If we do simple sell the outperformers in the market close and buy the underperformers, using the same capital allocation to everyone, we get this result curve:

Easy, huh?

Obviously, that’s not so simple. Any kind of cost was added to this backtest. When dealing with stocks that’s critical, so that’s why i won’t measure any kind of perfomance of this trading strategy yet because that’s still on the rough stone. There’s a lot to mold. We can test other more intelligent types of position sizing, filters, stops… We can the same ideia for higher and lower frequencies. And that’s what I intend to do, but on next articles.

The idea here is to show that’s still Alpha around there, even with pretty old ideas.

## 12 thoughts on “Arbitrage on cross-section returns in Brazilian stock market”

1. TC says:

i guess i would try and split the results into todays underperformers outperforming tommorow vs todays outperformers underperforming tommorow (i.e. split the strategy into a long only and a short only strategy rather than a long short strategy)

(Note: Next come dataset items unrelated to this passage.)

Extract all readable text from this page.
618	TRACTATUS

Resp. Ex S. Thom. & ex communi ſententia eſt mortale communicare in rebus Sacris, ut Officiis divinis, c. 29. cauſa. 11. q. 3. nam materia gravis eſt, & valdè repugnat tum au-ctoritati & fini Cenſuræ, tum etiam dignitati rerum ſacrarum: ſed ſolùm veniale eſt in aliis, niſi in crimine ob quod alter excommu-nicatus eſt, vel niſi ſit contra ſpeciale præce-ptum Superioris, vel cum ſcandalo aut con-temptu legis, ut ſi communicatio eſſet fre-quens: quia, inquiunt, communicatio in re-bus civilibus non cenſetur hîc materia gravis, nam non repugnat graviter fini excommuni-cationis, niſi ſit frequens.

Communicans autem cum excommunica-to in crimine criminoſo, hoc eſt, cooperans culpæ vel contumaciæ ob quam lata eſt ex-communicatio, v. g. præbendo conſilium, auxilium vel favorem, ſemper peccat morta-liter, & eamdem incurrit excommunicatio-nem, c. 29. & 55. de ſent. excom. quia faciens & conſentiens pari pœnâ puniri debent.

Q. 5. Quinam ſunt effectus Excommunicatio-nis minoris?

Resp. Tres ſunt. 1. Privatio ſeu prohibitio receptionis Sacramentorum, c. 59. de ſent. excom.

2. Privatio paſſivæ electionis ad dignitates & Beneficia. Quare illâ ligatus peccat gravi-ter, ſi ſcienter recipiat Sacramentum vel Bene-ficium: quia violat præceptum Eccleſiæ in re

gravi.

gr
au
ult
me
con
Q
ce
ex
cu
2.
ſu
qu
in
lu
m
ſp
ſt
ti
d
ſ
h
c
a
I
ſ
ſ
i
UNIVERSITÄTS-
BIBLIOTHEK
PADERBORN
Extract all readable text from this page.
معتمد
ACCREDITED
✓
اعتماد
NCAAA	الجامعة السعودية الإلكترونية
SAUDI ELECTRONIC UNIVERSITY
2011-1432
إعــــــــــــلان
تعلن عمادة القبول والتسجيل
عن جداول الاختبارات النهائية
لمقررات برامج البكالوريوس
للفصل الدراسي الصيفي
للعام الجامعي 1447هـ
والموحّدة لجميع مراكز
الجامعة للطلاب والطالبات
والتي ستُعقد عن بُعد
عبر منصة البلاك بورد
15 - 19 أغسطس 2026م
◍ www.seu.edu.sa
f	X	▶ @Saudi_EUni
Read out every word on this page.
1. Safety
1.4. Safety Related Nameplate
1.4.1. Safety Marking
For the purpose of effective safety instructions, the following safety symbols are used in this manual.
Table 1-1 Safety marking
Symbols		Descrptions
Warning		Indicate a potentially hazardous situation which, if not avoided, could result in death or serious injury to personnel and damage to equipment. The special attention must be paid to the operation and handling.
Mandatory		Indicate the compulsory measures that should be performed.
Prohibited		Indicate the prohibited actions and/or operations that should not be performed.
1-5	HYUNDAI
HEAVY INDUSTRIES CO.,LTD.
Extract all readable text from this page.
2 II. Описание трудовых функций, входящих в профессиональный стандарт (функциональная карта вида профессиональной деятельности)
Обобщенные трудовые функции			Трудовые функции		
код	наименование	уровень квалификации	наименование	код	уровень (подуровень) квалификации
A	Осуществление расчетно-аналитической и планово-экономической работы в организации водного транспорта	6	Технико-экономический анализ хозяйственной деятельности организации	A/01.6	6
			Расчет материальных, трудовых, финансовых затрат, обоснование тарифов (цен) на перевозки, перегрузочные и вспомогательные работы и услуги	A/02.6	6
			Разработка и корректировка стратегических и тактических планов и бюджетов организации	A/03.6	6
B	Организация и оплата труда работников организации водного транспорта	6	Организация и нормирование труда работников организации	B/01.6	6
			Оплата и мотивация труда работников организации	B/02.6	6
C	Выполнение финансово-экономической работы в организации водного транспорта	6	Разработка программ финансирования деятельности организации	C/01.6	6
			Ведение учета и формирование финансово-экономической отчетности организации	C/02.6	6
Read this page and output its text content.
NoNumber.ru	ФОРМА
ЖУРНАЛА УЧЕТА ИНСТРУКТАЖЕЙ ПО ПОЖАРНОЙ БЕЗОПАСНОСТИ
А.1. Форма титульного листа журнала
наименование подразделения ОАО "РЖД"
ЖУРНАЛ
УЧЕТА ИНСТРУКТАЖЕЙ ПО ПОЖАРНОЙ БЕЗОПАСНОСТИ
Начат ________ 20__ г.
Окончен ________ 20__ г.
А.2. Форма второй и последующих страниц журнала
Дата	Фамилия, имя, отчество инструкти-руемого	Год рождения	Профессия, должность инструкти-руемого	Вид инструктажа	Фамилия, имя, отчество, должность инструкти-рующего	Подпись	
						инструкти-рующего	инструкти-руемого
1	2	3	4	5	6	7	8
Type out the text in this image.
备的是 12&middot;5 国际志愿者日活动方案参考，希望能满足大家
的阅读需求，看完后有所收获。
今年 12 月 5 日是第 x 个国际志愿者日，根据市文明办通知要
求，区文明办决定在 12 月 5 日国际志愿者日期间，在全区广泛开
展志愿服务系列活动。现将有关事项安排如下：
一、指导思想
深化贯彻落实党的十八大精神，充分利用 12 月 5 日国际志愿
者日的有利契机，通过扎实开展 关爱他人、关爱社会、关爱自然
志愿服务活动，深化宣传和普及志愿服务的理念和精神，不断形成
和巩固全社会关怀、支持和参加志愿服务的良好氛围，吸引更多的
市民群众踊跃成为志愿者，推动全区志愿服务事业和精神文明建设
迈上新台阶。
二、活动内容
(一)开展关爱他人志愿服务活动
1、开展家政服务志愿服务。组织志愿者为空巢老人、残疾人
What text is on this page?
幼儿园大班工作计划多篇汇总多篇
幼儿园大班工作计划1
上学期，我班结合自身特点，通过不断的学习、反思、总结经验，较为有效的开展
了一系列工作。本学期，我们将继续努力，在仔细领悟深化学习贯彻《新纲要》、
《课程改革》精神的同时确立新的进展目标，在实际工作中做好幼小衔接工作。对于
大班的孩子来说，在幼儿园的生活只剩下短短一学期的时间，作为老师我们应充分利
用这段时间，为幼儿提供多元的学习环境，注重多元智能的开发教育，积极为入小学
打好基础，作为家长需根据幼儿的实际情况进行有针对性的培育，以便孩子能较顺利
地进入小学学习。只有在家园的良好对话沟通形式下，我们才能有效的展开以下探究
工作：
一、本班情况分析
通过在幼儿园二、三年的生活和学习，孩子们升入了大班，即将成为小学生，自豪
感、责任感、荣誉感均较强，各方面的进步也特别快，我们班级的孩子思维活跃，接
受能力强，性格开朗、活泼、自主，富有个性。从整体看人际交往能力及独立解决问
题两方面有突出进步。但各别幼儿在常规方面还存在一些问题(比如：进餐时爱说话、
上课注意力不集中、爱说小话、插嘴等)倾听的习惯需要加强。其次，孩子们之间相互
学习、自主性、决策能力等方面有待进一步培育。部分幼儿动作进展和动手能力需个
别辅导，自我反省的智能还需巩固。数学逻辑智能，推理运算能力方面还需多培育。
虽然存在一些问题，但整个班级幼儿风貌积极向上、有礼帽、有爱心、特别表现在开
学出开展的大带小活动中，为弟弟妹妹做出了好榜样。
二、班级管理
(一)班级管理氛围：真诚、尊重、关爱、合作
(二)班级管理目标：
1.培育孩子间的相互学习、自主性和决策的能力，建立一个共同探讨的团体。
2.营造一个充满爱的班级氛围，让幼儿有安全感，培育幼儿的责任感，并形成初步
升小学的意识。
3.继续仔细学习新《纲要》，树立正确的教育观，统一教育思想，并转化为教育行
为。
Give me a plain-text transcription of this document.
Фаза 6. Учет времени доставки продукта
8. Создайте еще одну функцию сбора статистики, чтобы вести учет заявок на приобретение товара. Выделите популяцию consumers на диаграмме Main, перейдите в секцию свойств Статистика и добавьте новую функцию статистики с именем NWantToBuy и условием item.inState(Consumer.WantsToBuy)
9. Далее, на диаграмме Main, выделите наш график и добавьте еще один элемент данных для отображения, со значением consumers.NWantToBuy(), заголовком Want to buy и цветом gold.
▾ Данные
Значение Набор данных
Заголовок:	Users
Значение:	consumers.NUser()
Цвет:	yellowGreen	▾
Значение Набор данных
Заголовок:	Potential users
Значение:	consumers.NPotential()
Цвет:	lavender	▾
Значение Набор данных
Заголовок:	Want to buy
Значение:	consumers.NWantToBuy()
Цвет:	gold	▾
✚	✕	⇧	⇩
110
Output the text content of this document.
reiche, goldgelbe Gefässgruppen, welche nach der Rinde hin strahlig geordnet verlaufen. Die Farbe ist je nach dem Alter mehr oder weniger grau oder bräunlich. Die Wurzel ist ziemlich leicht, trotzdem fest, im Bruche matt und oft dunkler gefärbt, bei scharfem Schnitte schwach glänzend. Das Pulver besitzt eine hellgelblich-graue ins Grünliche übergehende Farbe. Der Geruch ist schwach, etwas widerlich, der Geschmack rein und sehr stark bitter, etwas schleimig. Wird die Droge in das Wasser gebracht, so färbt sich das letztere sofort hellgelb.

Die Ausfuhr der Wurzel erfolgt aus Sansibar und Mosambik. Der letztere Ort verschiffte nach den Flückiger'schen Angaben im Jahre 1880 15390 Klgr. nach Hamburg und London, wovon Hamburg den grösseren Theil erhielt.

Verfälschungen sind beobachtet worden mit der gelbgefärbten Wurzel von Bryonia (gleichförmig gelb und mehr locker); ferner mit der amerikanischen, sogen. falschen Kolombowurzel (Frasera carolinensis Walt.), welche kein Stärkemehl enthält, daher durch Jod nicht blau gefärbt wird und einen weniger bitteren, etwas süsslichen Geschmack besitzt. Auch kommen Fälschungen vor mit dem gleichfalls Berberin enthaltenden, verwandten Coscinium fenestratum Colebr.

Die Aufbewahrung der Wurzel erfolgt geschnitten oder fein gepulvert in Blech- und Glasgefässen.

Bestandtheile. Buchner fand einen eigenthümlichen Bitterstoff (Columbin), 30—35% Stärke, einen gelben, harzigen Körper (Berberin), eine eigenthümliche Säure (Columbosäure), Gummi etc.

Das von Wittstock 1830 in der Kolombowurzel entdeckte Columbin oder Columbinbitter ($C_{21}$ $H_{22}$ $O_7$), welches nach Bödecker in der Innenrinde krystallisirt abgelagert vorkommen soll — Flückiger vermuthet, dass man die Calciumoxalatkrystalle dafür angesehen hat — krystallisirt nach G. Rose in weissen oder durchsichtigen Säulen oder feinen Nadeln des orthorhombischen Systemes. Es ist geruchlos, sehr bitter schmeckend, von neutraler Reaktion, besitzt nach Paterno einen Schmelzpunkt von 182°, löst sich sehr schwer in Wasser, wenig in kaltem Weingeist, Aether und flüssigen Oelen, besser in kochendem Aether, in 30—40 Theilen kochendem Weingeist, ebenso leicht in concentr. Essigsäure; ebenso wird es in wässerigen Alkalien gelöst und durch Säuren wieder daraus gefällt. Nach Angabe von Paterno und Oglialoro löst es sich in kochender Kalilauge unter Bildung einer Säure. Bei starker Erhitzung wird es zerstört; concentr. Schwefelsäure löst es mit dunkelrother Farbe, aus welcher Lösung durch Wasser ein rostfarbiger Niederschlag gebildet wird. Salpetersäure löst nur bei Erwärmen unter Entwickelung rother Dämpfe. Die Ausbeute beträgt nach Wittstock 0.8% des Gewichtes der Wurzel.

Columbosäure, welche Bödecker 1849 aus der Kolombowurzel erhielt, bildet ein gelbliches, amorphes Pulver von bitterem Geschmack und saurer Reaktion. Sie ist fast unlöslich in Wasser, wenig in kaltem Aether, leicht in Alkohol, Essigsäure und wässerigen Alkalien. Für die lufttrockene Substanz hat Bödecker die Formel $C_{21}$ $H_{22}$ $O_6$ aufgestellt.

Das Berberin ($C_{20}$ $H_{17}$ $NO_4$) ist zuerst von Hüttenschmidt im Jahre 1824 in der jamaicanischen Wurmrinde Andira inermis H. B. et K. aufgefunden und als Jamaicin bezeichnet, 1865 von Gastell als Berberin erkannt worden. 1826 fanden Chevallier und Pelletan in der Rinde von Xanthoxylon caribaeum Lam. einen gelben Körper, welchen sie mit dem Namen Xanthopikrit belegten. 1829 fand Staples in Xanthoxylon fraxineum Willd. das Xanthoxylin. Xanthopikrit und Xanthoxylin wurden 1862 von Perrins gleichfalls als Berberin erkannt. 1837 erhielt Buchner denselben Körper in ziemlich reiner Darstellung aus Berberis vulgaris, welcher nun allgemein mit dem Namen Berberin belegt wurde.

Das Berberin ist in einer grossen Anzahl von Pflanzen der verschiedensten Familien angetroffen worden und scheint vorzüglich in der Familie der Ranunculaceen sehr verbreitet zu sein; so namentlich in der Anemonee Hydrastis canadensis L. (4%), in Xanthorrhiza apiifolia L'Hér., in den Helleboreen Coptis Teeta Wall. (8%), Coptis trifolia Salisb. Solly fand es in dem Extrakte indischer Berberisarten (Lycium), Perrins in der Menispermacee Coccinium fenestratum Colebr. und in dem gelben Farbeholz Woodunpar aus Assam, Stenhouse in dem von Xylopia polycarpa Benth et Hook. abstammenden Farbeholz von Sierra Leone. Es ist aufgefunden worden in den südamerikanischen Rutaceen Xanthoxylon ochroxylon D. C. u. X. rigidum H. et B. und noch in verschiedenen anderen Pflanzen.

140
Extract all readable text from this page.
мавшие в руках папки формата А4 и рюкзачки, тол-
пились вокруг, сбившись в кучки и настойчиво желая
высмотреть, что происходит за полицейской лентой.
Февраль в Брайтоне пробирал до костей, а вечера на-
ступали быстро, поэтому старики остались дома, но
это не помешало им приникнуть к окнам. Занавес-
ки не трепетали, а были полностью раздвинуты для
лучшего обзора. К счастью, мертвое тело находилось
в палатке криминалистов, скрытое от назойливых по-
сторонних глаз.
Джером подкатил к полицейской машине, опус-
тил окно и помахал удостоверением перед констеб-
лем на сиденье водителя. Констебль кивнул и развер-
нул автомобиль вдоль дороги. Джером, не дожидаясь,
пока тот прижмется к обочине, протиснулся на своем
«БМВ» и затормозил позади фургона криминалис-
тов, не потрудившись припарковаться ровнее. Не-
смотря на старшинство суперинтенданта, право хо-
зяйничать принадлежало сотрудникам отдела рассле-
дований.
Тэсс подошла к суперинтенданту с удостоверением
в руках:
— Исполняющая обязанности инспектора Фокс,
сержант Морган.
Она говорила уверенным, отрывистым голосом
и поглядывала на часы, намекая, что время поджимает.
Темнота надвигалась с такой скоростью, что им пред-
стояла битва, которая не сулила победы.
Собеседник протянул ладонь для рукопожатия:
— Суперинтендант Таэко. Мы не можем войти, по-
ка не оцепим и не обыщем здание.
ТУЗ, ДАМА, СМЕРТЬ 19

because, sometimes, shorting stocks is hard. and constructing an equal weighted rather than cap weighted index as the baseline would tend to skew your shorts to illiquid stocks that ard hard to borrow to effectuate the short sale

1. TC says:

(oops, bad mail typo on original submission)

i guess i would try and split the results into todays underperformers outperforming tommorow vs todays outperformers underperforming tommorow (i.e. split the strategy into a long only and a short only strategy rather than a long short strategy)

because, sometimes, shorting stocks is hard. and constructing an equal weighted rather than cap weighted index as the baseline would tend to skew your shorts to illiquid stocks that are hard to borrow to effectuate the short sale

Hello, TC. First of all, thanks for your comment. In the second part of this article, i’ll make a study about the perfomance of that strategy if applied on intraday time frame, aiming avoid the necessity to borrow stocks and running away  from the overnight risk. The first results here seems promising.